The Heavenly Echoes Headline Christmas Benefit Concert
By Don Wilcock
Greater Nippertown’s premier gospel group the Heavenly Echoes will headline the annual Fruit of the Spirit Christmas benefit concert at TJ’s Flightline Pub in Glenville at 7pm on Saturday (December 10).
I have to admit I was a bit concerned when I first booked the Heavenly Echoes for this annual event two years ago. Would this be the ultimate clash of cultures?
I met the Heavenly Echoes when I hosted a gospel benefit for Troy’s Sanctuary for Independent Media in 2009. The group was together on a bill with the Duryee AME Zion Church Male Chorus, the Oak Grove Missionary Baptist Church Male Chorus and spiritual vocalist Anne Terrell. The Heavenly Echoes were the shining stars in a galaxy of Sunday morning musical inspirations that night.
Together since 1960, they’ve performed at Saratoga First Night every New Year’s Eve for the last decade, and their lead vocalist Earl Thorpe has a pedigree that goes back six decades to a time when he played an Easter show at the Apollo Theatre in Harlem with his doo-wop group the Fidelities on the same bill with Fats Domino, the Coasters, the Flamingos and the Dells.
But how would they go over on a Saturday night in suburban Glenville playing to a relatively younger crowd of white folks out for a night on the town? Our society of late has leaned over backwards to take Christ out of Christmas, and these guys make no bones about their divine inspiration.

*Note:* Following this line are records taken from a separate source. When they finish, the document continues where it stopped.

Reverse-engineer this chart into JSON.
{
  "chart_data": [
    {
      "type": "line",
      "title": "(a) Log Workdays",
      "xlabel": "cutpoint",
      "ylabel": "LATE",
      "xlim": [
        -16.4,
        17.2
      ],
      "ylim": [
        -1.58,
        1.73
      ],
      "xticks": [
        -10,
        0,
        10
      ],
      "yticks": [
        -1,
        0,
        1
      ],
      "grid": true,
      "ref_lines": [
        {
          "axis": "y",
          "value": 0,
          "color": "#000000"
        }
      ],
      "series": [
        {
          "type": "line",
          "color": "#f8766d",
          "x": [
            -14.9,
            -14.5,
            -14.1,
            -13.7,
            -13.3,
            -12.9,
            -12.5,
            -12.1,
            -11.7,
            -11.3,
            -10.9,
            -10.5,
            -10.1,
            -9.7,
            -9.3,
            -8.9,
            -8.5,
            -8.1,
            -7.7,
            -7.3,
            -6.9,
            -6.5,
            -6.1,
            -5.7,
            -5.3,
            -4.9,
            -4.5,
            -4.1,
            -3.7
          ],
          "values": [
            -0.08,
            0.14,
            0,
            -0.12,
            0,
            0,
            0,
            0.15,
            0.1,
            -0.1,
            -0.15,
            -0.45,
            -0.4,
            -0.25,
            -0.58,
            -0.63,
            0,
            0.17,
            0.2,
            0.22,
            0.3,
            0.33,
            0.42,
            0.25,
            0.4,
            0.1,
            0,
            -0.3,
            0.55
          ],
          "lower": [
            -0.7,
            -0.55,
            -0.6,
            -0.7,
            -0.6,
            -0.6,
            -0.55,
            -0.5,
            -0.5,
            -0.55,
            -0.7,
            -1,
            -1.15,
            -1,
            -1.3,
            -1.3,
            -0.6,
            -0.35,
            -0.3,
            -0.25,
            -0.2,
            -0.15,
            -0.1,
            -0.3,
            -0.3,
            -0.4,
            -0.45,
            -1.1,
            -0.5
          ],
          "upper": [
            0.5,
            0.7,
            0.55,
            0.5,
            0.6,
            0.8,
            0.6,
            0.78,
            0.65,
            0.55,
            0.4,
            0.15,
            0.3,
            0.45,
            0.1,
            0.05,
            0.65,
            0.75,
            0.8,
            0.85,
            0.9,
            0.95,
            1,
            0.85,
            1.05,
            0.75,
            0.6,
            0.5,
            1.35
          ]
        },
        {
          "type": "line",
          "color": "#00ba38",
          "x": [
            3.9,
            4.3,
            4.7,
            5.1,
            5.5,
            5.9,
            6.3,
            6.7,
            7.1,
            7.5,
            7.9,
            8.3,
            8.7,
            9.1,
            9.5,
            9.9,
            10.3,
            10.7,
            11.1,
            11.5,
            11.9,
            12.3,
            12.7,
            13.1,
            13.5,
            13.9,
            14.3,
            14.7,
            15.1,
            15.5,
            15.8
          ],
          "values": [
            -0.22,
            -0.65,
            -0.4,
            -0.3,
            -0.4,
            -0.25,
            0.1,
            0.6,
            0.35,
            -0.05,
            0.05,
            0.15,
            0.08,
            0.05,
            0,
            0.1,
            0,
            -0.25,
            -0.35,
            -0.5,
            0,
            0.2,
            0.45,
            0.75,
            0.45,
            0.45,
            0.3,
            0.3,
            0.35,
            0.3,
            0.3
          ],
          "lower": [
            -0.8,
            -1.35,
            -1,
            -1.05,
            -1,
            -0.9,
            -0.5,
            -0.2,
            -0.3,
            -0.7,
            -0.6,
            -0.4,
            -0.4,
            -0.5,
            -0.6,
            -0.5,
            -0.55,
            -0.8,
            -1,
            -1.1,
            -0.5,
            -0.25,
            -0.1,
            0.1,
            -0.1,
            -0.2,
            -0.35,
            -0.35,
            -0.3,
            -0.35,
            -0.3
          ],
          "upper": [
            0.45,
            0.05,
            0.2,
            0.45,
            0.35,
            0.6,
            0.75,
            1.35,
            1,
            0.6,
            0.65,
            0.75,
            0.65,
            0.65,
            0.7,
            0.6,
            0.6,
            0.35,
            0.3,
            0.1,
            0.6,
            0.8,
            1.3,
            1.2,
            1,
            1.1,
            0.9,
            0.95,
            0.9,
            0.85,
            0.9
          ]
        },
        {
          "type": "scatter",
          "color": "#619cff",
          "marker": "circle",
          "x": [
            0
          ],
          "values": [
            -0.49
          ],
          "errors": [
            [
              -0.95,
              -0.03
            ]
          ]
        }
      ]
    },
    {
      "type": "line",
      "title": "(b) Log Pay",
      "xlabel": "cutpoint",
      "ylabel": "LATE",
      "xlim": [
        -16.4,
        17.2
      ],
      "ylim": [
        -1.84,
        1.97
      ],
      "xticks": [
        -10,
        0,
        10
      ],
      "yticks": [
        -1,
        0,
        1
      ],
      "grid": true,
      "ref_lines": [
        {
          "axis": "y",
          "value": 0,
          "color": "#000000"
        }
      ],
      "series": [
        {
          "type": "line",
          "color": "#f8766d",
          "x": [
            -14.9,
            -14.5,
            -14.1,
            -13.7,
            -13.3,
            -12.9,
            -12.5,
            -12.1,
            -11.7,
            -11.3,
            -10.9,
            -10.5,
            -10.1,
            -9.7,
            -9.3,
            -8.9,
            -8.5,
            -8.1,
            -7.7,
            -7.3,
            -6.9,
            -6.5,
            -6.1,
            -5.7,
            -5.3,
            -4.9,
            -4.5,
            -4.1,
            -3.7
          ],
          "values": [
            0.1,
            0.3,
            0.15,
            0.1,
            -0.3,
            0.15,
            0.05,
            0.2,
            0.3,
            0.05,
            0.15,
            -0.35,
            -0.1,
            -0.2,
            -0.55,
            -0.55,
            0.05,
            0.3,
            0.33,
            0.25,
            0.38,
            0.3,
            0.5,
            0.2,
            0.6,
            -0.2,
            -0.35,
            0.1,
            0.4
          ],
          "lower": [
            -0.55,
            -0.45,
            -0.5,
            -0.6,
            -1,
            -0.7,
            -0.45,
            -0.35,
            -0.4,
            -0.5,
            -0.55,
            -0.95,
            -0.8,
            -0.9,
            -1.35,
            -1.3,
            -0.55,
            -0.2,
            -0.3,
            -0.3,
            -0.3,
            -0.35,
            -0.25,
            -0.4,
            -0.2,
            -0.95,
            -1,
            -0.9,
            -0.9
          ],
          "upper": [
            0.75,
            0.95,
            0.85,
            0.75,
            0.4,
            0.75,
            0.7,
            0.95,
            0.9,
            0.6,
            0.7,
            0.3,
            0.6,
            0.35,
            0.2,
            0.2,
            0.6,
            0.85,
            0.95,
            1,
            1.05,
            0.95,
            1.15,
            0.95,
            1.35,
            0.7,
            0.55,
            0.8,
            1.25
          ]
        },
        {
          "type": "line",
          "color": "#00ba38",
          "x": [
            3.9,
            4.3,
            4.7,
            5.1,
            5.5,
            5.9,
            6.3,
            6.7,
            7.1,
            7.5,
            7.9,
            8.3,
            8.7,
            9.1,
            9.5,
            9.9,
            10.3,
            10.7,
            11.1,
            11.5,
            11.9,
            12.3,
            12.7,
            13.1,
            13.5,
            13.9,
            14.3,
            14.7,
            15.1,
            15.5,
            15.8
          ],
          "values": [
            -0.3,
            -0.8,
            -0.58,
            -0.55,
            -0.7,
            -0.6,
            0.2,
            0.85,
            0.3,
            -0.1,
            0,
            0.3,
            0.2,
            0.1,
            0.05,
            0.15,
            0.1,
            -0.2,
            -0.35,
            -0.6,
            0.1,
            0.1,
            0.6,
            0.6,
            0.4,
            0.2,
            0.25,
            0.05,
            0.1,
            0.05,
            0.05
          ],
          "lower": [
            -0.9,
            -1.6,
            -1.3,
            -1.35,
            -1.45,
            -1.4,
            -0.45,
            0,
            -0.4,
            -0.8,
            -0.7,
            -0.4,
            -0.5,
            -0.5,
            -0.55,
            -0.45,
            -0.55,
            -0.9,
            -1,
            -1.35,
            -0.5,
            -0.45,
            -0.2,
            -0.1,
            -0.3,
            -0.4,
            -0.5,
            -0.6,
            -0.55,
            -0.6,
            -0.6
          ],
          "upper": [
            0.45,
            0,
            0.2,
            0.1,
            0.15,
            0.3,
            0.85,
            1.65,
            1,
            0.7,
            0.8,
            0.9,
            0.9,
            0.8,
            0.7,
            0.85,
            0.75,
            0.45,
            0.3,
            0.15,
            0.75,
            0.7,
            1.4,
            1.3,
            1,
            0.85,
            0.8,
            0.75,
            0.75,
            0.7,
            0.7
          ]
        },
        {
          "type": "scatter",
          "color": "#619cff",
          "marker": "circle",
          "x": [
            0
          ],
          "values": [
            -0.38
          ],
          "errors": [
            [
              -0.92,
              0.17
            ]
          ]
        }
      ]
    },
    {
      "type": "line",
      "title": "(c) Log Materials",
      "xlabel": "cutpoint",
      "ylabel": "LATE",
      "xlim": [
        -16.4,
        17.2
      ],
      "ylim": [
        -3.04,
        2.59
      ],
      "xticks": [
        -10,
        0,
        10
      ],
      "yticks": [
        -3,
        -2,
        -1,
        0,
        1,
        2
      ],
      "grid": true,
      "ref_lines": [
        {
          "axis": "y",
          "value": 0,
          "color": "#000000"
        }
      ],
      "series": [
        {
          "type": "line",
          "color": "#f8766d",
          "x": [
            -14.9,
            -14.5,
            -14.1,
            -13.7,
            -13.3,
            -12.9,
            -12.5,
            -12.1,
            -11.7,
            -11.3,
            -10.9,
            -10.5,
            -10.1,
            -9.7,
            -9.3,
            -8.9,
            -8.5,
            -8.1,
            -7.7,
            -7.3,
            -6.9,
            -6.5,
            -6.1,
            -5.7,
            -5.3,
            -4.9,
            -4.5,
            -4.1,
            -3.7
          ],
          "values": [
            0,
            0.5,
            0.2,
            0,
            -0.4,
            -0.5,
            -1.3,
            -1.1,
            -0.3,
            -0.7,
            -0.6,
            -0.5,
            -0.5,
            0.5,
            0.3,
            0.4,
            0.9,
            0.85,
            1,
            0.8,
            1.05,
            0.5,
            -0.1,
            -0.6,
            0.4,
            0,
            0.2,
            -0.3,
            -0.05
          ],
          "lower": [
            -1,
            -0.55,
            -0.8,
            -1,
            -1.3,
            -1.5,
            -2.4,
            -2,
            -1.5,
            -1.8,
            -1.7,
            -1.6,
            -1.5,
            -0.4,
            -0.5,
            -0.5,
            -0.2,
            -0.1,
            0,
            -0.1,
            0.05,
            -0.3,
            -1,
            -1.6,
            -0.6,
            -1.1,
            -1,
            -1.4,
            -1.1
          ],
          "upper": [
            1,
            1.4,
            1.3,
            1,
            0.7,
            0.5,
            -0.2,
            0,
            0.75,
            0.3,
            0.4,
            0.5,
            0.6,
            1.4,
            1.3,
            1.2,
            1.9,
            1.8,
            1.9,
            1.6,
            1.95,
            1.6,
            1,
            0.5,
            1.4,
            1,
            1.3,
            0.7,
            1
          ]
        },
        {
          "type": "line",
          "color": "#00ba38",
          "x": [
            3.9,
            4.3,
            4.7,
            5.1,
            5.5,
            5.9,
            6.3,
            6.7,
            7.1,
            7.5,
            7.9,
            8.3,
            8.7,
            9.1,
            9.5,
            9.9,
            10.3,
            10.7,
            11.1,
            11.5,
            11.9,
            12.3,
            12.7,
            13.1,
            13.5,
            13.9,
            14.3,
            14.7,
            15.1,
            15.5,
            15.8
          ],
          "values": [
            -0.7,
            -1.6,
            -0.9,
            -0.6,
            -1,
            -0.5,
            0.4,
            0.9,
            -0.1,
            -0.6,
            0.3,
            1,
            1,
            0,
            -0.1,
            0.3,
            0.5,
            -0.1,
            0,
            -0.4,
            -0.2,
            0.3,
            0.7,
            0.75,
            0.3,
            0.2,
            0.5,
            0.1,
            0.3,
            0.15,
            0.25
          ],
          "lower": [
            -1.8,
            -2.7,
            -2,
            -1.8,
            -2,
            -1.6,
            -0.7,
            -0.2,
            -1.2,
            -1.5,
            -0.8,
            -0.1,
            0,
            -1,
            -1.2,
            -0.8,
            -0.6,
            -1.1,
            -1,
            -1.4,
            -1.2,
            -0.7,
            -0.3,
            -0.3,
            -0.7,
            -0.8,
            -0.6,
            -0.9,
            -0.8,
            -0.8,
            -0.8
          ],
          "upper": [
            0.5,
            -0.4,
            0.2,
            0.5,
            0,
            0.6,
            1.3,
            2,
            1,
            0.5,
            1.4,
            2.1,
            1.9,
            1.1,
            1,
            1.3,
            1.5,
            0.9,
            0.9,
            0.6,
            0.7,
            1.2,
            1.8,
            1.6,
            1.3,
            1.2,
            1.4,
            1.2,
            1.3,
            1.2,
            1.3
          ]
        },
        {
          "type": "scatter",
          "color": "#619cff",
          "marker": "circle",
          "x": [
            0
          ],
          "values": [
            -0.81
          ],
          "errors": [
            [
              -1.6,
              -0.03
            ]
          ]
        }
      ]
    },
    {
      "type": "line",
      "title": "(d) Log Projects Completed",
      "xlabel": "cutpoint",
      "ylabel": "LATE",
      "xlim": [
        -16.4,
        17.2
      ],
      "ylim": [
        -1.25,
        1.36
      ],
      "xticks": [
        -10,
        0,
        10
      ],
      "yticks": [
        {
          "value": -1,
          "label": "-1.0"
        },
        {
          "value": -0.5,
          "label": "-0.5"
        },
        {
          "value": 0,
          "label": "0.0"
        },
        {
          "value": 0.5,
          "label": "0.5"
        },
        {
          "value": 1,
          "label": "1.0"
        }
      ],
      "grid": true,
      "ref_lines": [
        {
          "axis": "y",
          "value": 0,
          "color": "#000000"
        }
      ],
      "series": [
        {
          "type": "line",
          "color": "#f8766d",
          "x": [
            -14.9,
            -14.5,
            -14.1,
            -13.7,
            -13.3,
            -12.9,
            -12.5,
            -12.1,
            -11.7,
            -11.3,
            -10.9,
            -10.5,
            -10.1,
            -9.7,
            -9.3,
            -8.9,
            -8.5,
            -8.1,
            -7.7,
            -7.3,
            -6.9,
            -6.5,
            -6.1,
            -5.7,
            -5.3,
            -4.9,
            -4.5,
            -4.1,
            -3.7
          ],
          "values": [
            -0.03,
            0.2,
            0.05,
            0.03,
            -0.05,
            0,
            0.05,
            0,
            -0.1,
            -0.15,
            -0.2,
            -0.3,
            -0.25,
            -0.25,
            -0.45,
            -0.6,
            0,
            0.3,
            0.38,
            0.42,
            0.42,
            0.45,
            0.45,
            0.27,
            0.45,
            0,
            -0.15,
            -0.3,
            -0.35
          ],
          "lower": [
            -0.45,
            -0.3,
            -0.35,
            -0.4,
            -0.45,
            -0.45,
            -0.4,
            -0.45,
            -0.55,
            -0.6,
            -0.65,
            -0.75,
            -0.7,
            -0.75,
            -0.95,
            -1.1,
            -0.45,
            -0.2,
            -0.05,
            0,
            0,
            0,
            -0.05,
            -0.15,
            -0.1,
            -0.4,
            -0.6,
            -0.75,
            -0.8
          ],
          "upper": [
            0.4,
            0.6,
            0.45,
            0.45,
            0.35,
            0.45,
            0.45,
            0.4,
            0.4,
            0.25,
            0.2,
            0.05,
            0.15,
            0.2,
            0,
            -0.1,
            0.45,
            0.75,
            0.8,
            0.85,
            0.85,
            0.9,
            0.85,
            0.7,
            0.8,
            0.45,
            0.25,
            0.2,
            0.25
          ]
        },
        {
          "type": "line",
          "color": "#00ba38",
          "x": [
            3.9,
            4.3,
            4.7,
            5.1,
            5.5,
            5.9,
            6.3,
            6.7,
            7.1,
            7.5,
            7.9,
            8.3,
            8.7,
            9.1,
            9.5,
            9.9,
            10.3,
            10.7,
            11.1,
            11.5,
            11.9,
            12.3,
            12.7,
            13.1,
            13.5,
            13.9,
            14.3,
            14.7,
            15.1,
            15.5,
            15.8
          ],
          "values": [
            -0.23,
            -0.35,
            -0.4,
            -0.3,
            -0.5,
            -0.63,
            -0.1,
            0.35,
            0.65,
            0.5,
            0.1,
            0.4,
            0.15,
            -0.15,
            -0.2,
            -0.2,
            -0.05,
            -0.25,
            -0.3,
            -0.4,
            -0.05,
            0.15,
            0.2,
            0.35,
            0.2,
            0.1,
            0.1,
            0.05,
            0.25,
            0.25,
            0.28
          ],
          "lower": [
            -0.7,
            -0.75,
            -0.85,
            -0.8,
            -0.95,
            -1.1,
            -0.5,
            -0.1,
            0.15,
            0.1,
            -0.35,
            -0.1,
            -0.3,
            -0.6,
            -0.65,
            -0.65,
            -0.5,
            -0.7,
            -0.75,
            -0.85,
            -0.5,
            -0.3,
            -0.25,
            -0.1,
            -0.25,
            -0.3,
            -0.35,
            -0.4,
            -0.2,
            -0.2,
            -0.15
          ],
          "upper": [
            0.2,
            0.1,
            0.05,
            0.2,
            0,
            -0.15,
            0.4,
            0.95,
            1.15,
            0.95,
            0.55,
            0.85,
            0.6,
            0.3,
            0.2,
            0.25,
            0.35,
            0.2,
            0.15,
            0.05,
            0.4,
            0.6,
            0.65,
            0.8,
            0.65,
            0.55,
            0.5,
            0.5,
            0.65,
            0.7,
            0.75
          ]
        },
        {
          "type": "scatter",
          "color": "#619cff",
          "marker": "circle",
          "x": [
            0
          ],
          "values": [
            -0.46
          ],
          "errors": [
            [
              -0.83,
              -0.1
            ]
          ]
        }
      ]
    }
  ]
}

Could they reach a Saturday reveler with a second drink in his hand?
The cause was appropriate. Now in its 11th year, Fruit of the Spirit raises money to buy gifts for needy children from more than 90 families in Schenectady County. Founded by my stepdaughter Tanneal Green, Fruit of The Spirit goes beyond the usual Christmas toy drive in that it provides gifts that recipient children specifically have asked for rather than the generic doll or truck “for every boy and girl” that other Christmas charities provide. Fruit of the Spirit works in conjunction with Schenectady Municipal Housing and Schenectady County Community College.
On that cold December night two years ago, the Heavenly Echoes came out of the chute swingin’ and singin.’ Taking the Temptations’ 1965 number one hit “My Girl,” they changed the lyric to “My God” and nailed the classic to the wall. All conversation in the bar came to a halt. The crowd was riveted as these seasoned veterans carried the genre-bending classic into their spiritual realm: “I´ve got sunshine/On a cloudy day/When it´s cold outside/I´ve got the month of May/Well, I guess you´d say/What can make me feel this way/ My God, my God, my God/Talkin´ ´bout my God, my God….”
I love good gospel music. Great gospel music transcends its secular first cousin the blues. I saw a West Side Chicago gospel fest many years ago that became the yardstick against which I measure all subsequent gospel performances I’ve attended. The Heavenly Echoes match any of the performers I saw that Sunday in the Windy City, including the late Otis Clay. And they’re back this year for the Fruit of the Spirit benefit by popular demand. On Saturday, singers Hayes Coleman, Earl Thorpe and Decky Lawson will be accompanied by guitarists Earl Kornegay and Anthony Fason, drummer Kenny Ketter and bassist Joe Abbey.
If the Heavenly Echoes’ credentials and word of mouth buzz from the last two years’ Fruit of the Spirit benefits don’t convince you that this is a must-be-there feel-good event, just check out the credentials of bass singer Earl Thorpe alone. He was a founding member of The Fidelities, an Albany-based doo wop group that hit the charts in 1958 with “The Things I Love,” a song that landed them their second Apollo appearance on the same bill as Etta James, Little Willie John, the Danleers, the Kalin Twins, Sonny Til and the Upsetters.
The Fidelities recorded several more singles including “(Oh What a Girl) This Girl of Mine,” “Memories of You” and “Walk with the Wind” for Baton Records, a label that had hits with Ann Cole (who claimed to have written “I’ve Got My Mojo Working”).
In the ’70s and ’80s, Thorpe made Local 518 appearances at Rudy’s and Otto’s with a show band called Miss Maggie’s Children. They dressed like Sly & the Family Stone and covered hitmakers from Sam & Dave to the Everly Brothers.
Asked whose idea it was to do “My Girl” as “My God,” Thorpe says without hesitation, “Me! I got three or four of them like that. ‘Lean on Me’ to ‘Lean on God.’ I’m gonna take you to a place. I’m gonna take you down memory lane, (but) I don’t want you to think you’re in the Soul Shack or you’re back at Kittles,” (two Albany soul music venues of the ’60s.
Also on the bill Saturday will be JV & the Cutters, a very electric and original blues-inflected rock band that effortlessly glides from Rolling Stones hits to originals by singer/songwriter/guitarist Joe Abbey. The Cutters also feature bassist Peter Marshall and drummer Decky Lawson.